Integrated Front-end Electronics for Silicon PhotoMultiplier Readout in Medical Imaging Applications

The 4D-MPET project aims to design a positron emission tomography detection module capable of working inside a magnetic resonant imaging system. The proposed detector will feature a three-dimensional architecture based on two tiles of silicon photomultipliers coupled to a single LYSO scintillator on both its faces. Silicon photomultipliers are magnetic-field compatible photo-detectors with a very small size enabling novel detector geometries that allow the measurement of the depth of interaction. Furthermore they can be fabricated using standard silicon technology, have a large gain in the order of 106 and are very fast thus allowing evaluating the time of flight. Based on custom integrated circuits, the readout electronics include an innovative current mode front-end coupled to a novel time to digital converter.
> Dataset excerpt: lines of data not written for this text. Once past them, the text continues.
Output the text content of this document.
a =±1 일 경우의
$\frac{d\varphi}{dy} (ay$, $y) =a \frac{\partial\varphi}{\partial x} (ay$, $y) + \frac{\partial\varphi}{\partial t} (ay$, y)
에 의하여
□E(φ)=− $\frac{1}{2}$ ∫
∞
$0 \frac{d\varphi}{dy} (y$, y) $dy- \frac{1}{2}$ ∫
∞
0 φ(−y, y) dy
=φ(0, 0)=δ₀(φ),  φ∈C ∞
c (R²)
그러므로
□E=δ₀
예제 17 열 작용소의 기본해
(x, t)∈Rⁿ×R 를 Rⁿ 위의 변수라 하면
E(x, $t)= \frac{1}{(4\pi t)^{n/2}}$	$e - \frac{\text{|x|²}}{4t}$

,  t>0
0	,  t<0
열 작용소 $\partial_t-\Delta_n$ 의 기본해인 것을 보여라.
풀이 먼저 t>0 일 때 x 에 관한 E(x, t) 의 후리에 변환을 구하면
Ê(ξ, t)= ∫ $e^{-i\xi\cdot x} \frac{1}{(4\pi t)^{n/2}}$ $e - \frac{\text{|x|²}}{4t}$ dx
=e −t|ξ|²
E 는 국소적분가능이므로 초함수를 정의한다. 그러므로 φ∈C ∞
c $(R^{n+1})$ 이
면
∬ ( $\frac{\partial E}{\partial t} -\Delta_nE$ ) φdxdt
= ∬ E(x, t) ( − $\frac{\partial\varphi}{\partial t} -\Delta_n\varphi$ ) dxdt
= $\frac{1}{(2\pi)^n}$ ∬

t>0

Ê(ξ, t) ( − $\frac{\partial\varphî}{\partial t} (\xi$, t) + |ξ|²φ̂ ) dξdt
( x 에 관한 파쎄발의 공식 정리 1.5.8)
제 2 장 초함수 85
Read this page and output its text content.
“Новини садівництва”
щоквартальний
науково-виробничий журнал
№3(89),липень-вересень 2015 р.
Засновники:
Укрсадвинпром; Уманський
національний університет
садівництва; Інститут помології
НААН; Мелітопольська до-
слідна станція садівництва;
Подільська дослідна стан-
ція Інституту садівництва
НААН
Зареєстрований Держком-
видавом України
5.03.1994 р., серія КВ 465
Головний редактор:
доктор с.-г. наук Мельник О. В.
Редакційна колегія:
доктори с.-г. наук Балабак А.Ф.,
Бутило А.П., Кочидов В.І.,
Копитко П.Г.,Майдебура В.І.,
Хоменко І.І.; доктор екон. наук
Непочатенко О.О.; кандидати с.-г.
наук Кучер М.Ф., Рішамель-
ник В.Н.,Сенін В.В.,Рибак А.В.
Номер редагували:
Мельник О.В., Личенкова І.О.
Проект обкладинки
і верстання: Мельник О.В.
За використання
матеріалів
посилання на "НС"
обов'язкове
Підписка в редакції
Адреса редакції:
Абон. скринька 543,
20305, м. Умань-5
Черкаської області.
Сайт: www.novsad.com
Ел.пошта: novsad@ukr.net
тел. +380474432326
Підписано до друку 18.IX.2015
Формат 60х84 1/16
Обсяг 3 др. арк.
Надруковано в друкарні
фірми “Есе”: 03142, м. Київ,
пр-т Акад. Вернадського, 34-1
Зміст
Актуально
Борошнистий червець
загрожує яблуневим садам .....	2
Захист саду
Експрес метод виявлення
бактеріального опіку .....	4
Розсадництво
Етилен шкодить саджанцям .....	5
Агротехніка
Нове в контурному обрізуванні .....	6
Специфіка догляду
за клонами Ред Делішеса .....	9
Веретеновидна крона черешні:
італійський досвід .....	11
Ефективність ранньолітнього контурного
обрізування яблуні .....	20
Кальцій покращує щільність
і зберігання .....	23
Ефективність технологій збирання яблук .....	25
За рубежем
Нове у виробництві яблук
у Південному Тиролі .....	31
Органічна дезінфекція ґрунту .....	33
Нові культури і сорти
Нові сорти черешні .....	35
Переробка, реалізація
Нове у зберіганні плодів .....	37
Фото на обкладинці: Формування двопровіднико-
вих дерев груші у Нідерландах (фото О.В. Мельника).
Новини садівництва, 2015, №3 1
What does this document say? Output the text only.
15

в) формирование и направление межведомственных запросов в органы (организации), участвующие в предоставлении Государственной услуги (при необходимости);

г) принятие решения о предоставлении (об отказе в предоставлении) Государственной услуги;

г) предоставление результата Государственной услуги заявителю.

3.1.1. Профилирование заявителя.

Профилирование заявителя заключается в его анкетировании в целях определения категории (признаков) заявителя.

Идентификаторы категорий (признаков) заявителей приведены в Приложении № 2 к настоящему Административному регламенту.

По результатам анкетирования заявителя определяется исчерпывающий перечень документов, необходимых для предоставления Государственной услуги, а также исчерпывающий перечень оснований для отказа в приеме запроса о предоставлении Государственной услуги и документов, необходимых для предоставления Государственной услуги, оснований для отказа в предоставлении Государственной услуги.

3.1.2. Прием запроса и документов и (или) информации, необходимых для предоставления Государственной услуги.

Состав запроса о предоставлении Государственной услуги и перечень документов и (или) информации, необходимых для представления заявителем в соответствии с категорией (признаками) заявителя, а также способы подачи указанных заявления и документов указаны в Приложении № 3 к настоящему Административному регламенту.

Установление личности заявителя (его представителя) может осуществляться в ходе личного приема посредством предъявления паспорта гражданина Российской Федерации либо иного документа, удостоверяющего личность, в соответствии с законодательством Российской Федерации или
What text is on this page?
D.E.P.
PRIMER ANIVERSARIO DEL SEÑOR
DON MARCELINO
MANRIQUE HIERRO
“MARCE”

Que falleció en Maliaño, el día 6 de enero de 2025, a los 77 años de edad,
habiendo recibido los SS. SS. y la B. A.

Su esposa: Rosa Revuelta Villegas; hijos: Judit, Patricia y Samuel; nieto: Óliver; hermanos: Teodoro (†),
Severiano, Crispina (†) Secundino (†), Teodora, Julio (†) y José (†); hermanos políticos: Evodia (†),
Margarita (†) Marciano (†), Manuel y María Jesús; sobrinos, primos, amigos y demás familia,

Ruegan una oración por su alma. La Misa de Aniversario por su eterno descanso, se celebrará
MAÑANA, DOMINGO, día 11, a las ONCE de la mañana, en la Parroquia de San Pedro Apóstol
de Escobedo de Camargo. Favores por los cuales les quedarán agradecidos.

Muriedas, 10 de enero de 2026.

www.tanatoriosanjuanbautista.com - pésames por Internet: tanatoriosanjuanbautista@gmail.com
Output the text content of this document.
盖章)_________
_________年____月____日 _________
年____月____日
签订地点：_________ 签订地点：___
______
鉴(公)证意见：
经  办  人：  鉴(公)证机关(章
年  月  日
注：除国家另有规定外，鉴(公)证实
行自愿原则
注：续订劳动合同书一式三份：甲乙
The former, implemented in AMS 0.35 \(\upmu \)m SiGe-BiCMOS technology, features a very low input impedance (17 \(\Omega \)) current buffer and a large bandwidth (1 GHz), which lead to a time resolution of \(\sim \)100 ps FWHM. The time to digital converter exploits the combination of a submicron technology (UMC 65 nm LLLVT) together with a systolic topology so as to work at a high frequency of 2.5 GHz. This yields to a nominal time resolution of 29 ps (\(\sigma )\) whereas the photon energy is evaluated with a bin size of 400 ps by using a time over threshold technique. Finally, the depth of interaction measurement is performed by an external FPGA with a simulated spatial resolution of 1.3 mm FWHM along the z coordinate.